The five-item Imperial RAPID risk score used age, PSA density, prior negative biopsy, prostate volume, and highest MRI score (corrected c-index for Gleason ≥3 + 4 of 0.82 and 0.80–0.86 externally). Incorporating family history, DRE, and Black ethnicity within the eight-item Imperial RAPID risk score provided similar outcomes. The DCA showed similar superiority of all models, with net benefit differences increasing in higher threshold probabilities. At 20%, 30%, and 40% of predicted Gleason ≥3 + 4 prostate cancer, the RAPID risk score was able to reduce, respectively, 11%, 21%, and 31% of biopsies against 1.8%, 6.2%, and 14% of missed csPCa (or 9.6%, 17%, and 26% of foregone biopsies, respectively).

Conclusions

The Imperial RAPID risk score provides a standardised tool for the prediction of csPCa in patients with an MRI-detected PIRADS/Likert ≥3 lesion and can support the decision for prostate biopsy.

Patient summary

In this multinational study, we developed a scoring system incorporating clinical and magnetic resonance imaging characteristics to predict which patients have prostate cancer requiring treatment and which patients can safely forego an invasive prostate biopsy.

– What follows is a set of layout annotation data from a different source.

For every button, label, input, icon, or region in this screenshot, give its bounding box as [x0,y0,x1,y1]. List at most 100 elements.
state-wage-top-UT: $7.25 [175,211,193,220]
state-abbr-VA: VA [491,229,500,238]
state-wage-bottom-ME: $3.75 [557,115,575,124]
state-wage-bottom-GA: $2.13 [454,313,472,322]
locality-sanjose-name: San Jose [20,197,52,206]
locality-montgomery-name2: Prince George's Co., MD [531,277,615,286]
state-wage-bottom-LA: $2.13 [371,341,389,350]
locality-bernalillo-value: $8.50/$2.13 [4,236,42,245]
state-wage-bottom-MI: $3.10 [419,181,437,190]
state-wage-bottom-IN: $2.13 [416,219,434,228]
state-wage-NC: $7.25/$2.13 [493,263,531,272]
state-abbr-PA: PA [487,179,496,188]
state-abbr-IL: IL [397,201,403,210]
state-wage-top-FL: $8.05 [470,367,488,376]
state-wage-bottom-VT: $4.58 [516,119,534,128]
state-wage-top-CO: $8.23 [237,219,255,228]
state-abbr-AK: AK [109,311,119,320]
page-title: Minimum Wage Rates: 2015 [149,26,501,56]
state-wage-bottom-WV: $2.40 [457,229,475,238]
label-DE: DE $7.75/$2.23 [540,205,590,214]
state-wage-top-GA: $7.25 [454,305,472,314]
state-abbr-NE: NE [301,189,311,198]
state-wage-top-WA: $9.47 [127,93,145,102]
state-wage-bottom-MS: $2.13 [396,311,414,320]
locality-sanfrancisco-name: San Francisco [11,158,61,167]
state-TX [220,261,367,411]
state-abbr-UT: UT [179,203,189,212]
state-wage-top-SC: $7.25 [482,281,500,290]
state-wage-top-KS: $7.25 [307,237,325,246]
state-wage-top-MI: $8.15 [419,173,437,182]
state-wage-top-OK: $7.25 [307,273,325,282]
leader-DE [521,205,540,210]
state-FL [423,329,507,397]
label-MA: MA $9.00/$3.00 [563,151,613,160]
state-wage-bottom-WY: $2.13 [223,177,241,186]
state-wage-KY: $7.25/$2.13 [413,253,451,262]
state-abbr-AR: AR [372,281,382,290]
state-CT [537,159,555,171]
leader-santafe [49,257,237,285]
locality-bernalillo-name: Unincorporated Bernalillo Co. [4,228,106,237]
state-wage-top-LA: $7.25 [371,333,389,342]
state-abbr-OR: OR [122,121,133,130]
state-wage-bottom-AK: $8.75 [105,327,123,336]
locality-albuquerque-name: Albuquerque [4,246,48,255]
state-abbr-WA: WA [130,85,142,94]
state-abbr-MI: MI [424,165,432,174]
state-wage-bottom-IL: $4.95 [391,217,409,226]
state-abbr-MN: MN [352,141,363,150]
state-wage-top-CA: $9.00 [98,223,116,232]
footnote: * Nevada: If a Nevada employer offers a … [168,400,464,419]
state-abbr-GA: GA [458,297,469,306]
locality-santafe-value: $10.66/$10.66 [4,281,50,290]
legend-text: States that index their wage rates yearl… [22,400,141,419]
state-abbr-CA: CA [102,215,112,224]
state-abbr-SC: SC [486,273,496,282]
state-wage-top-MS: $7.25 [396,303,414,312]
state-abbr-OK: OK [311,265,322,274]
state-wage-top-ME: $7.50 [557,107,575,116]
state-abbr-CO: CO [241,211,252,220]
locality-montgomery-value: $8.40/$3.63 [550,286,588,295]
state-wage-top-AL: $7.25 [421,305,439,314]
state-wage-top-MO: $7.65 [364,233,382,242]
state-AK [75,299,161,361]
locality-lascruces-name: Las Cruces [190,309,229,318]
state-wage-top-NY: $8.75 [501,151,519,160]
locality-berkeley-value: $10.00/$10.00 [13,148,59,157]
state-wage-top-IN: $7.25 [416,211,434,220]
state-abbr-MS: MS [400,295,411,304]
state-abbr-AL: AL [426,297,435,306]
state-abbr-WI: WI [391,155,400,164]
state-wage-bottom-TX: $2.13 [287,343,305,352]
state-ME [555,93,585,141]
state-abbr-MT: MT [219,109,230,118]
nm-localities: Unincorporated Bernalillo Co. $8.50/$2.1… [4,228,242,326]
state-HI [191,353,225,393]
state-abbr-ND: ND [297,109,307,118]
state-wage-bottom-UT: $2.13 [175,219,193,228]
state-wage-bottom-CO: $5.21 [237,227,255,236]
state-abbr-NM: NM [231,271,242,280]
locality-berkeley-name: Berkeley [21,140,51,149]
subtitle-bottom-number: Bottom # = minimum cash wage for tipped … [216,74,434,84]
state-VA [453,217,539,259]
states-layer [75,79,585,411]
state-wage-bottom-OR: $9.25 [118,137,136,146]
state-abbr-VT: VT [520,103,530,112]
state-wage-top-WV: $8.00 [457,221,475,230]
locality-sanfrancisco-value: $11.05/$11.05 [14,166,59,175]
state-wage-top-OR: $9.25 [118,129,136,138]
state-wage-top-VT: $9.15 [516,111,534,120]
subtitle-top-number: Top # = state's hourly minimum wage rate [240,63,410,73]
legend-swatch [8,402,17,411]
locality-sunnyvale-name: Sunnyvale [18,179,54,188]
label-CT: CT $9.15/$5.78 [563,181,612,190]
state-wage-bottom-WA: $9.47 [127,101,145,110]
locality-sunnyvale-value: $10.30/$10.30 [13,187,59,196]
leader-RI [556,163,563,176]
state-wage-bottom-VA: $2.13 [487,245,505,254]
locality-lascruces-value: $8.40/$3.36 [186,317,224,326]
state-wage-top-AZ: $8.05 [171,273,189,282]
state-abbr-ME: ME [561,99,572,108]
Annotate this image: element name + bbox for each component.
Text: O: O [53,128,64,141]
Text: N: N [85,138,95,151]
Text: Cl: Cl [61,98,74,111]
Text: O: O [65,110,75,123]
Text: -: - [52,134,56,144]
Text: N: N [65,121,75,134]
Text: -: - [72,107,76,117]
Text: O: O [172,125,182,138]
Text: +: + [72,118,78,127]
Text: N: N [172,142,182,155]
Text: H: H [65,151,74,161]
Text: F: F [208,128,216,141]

This model was validated in several other countries.

中文翻译：

预测磁共振成像检测到前列腺成像报告和数据系统/Likert ≥ 3 病变的患者是否需要活检来检测具有临床意义的前列腺癌：帝国快速获得前列腺成像和诊断风险评分的开发和多国外部验证

背景

虽然多参数磁共振成像 (MRI) 具有高灵敏度，但其较低的特异性导致需要活检的假阳性病变的发生率很高。

客观的

开发并外部验证 MRI 检测到的前列腺成像报告和数据系统 (PIRADS)/Likert ≥3 个包含有临床意义的前列腺癌 (csPCa) 病变的评分系统。

设计、设置和参与者

多中心快速前列腺成像和诊断 (RAPID) 途径包括 1189 名因年龄特异性前列腺特异性抗原 (PSA) 升高和/或直肠指检 (DRE) 异常而转诊至泌尿科的患者；2017年4月27日至2019年10月25日。

干涉

MRI 评分≥4 或 3 + PSA 密度≥0.12 ng/ml/ml 的视觉配准或图像融合靶向和系统经会阴活检。

结果测量和统计分析

在 Gleason ≥3 + 4（主要）和 Gleason ≥4 + 3 以及 PROMIS 定义 1（任何 ≥4 + 3 或 ≥6 mm 任何级别；次要）的多变量逻辑回归中使用了 14 个变量。创建诺模图并执行决策曲线分析 (DCA)。具有不同复杂性的模型在来自六个国际队列的 2374 名患者中进行了外部验证。

结果和局限性

五项 Imperial RAPID 风险评分使用年龄、PSA 密度、既往阴性活检、前列腺体积和最高 MRI 评分（格里森≥3 + 4 的校正 c 指数为 0.82 和外部 0.80-0.86）。将家族史、DRE 和黑人种族纳入八项 Imperial RAPID 风险评分提供了类似的结果。DCA 显示出所有模型的相似优势，净收益差异在更高的阈值概率中增加。在 20%、30% 和 40% 的预测 Gleason ≥3 + 4 前列腺癌中，RAPID 风险评分能够分别减少 11%、21% 和 31% 的活检，而 1.8%、6.2% 和14% 的 csPCa 漏检（或分别为 9.6%、17% 和 26% 的放弃活检）。